January 22. 2013
I just finished reading a book that my son bought, probably for his English or Asian Studies classes. At first, I thought that the book was meant for young people, his age group, until I got to the middle of the book. It's about life, spirituality, religion, sex, love, friendship, forgiveness, death and grief, as seen, experienced and narrated by a young man, Pudge, as he's fondly called by his friends. ( John Green's "Looking for Alaska")
[I used to suggest books for the Son to read. Now, it is he who gives me books. I am happy that I coerced him into taking Philosophy, as a preMed or preLaw course in UP. He will be graduating next year and has been a consistent Dean's lister, a university/college scholar in Diliman. He has grown to become a very responsible young man. We, sometimes, if not often, have "intelligent conversations". That was how he described our exchange of thoughts and ideas when his dad asked what we were doing.]
Back to the book I just read. Just some "quotes" from the book!
"I go to seek a Great Perhaps."
"I don't have to wait until I die to start seeking a Great Perhaps."
"They couldn't bear the idea of death being a big black nothing, couldn't bear the thought of their loved ones not existing and couldn't even imagine themselves not existing."
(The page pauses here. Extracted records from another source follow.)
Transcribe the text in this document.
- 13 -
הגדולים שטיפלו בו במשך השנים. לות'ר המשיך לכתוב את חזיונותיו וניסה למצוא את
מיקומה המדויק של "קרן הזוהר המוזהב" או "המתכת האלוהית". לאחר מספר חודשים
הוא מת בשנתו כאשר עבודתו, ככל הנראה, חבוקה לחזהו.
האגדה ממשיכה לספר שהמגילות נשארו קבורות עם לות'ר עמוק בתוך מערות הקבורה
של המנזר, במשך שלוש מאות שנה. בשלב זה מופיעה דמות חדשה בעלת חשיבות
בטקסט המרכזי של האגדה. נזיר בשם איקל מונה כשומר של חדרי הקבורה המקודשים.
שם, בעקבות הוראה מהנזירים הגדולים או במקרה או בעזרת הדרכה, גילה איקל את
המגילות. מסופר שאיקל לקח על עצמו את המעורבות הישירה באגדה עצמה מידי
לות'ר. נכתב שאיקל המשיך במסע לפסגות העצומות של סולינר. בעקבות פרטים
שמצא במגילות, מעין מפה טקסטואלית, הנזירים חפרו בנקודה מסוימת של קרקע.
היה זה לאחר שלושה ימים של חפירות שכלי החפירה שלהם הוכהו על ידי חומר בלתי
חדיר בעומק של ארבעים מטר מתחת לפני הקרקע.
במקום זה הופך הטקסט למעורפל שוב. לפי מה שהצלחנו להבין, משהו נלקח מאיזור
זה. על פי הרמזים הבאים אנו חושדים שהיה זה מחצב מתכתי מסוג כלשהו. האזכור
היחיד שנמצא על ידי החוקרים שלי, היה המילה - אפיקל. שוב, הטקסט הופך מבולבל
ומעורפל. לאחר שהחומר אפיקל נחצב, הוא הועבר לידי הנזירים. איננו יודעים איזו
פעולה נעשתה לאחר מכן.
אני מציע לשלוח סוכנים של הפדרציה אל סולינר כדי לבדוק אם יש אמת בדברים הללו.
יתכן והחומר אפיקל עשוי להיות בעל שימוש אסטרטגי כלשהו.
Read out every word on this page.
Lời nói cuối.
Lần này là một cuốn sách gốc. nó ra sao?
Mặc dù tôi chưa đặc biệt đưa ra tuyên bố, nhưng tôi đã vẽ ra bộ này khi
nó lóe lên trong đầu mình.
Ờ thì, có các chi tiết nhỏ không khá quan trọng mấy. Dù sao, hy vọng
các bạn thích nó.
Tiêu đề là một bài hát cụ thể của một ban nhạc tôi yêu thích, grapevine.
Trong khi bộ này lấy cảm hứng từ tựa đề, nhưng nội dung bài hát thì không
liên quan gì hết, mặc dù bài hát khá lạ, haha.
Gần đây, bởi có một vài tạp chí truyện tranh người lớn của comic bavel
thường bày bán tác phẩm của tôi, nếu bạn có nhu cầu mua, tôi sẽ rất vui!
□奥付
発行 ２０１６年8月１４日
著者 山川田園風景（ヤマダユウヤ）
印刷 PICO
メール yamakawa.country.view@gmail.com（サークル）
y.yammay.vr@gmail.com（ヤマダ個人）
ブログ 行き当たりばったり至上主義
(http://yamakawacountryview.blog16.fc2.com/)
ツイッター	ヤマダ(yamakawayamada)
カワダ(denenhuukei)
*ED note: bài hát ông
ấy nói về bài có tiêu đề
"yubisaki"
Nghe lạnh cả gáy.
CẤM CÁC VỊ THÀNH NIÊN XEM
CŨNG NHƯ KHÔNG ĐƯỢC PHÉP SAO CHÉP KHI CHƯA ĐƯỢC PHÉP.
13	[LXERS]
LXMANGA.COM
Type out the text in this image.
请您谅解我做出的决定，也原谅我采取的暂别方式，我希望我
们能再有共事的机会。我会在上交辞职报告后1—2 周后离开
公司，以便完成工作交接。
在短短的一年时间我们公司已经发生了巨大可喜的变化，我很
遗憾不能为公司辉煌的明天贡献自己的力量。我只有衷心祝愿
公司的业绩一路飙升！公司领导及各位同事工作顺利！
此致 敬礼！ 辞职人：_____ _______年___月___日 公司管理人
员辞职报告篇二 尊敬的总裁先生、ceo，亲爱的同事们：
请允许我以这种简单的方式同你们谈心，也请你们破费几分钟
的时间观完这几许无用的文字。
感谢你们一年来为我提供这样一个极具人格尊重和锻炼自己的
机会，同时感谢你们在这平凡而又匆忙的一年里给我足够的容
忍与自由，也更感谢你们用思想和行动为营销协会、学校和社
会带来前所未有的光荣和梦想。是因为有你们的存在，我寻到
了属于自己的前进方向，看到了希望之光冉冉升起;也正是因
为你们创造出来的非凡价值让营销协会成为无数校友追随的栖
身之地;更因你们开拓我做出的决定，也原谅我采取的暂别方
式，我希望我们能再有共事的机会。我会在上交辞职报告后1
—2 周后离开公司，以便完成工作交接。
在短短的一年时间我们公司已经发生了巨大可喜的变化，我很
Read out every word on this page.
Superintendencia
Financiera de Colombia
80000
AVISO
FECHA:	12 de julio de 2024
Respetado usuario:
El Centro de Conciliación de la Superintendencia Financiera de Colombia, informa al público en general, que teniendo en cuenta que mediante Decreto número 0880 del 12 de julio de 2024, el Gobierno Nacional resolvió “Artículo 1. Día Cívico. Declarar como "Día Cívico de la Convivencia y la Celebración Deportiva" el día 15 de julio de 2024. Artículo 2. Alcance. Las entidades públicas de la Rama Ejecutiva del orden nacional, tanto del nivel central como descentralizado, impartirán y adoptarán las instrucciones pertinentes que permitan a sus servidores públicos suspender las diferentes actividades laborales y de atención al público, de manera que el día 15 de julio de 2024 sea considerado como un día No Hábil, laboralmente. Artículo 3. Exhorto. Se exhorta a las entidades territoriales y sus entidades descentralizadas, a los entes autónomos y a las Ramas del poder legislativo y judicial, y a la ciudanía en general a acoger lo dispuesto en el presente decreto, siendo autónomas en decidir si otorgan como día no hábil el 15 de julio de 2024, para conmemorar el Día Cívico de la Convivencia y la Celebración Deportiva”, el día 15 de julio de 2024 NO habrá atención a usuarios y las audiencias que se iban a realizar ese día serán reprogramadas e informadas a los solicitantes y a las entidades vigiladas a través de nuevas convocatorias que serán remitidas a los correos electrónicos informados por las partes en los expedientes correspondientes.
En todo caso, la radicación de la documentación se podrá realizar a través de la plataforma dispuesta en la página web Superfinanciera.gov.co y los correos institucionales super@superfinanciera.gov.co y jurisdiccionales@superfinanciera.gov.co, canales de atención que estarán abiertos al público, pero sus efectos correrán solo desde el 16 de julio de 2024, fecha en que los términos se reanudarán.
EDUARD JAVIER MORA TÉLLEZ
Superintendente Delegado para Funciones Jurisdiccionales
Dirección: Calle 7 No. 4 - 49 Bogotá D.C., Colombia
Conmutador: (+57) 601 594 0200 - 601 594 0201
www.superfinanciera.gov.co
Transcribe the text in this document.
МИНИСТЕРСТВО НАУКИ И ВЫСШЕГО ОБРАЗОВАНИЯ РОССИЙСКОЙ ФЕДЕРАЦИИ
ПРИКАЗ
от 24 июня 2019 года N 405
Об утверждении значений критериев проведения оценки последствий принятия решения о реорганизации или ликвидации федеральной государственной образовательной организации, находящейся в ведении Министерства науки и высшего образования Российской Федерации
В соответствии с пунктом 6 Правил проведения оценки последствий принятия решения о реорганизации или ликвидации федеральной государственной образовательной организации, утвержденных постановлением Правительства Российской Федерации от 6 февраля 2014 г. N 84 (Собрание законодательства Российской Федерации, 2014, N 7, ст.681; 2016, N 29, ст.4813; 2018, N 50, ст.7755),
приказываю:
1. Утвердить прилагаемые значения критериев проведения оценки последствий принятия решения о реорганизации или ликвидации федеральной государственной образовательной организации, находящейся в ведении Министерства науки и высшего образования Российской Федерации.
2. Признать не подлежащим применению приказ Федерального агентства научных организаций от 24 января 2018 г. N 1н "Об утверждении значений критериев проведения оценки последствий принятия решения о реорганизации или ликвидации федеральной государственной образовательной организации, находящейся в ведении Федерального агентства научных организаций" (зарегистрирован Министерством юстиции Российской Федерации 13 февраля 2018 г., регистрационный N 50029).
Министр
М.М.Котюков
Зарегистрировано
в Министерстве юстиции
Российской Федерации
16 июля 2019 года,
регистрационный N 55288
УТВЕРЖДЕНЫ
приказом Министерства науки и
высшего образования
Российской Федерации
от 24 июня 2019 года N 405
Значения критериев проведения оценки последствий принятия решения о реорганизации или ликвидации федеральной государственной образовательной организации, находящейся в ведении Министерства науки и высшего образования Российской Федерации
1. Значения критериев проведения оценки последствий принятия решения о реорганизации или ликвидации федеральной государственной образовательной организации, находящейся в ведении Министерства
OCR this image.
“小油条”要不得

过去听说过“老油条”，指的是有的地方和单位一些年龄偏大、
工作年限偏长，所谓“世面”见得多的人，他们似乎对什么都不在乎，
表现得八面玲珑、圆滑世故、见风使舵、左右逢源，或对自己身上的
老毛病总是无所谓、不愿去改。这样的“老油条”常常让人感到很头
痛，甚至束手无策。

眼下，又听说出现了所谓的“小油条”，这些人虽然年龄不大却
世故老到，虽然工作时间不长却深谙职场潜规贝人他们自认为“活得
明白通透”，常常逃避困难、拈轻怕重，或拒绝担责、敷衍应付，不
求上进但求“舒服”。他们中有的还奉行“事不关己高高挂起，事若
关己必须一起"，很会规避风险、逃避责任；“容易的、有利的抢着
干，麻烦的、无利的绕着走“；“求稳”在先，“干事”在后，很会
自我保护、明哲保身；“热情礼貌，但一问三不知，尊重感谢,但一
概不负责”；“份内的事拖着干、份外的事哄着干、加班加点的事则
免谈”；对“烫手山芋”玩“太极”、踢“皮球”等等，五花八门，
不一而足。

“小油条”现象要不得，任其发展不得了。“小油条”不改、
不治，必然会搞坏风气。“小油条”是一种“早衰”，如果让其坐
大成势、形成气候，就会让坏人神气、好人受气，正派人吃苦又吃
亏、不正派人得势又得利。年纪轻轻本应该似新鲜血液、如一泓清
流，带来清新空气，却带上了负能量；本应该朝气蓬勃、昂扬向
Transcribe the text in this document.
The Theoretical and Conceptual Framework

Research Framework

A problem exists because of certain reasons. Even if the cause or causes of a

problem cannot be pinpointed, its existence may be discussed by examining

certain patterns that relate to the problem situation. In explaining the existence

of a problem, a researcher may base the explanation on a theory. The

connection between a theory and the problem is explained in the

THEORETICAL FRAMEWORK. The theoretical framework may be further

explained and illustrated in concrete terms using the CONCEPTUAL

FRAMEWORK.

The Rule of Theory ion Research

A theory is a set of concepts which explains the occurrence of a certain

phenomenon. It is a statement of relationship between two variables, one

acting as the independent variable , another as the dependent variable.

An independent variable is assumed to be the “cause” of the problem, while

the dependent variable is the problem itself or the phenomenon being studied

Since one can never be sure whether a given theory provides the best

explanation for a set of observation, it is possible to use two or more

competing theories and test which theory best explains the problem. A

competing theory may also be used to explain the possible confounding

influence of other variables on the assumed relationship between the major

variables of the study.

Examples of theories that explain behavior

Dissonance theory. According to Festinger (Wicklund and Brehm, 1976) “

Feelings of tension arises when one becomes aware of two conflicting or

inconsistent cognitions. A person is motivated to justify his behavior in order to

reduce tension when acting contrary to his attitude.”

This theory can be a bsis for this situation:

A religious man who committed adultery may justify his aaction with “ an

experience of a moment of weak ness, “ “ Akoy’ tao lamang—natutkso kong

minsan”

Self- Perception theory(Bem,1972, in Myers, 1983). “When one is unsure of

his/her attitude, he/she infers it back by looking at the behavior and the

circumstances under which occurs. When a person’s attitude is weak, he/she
"... people believed in the afterlife because they couldn't bear not to."
"There comes a time when we realize that our parents cannot save themselves or save us, that everyone who wades through time eventually gets dragged out to sea by the undertow --- that, in short, we are all going."
"You can't just make me different and then leave."
"You can't just make yourself matter and then die."
"...there is no best and no worst... there is only what is"
"Everything that comes together falls apart."
"..memories fall apart too, and then you're left with nothing."
"How will we ever get out of this labyrinth of suffering?"
"... we had to forgive to survive in the labyrinth."
" ... thought for a long time that the way out of the labyrinth is to pretend that it did not exist..."
"I believe in the Great Perhaps, and I can believe in it in spite of having lost her."
"... the afterlife is just something we made up to ease the pain of loss, to make our time in the labyrinth bearable."
".. we are greater than the sum of our parts...There is a part of her greater than the sum of her knowable parts. And that part has to go somewhere, because it cannot be destroyed."
"... that part of us greater than the sum of our parts cannot begin and cannot end, and so it cannot fail."
"it's very beautiful over there."
"I don't know where there is, but I believe it's somewhere, and I hope it's beautiful."
********
Thanks Son for this great read. Surely loved it!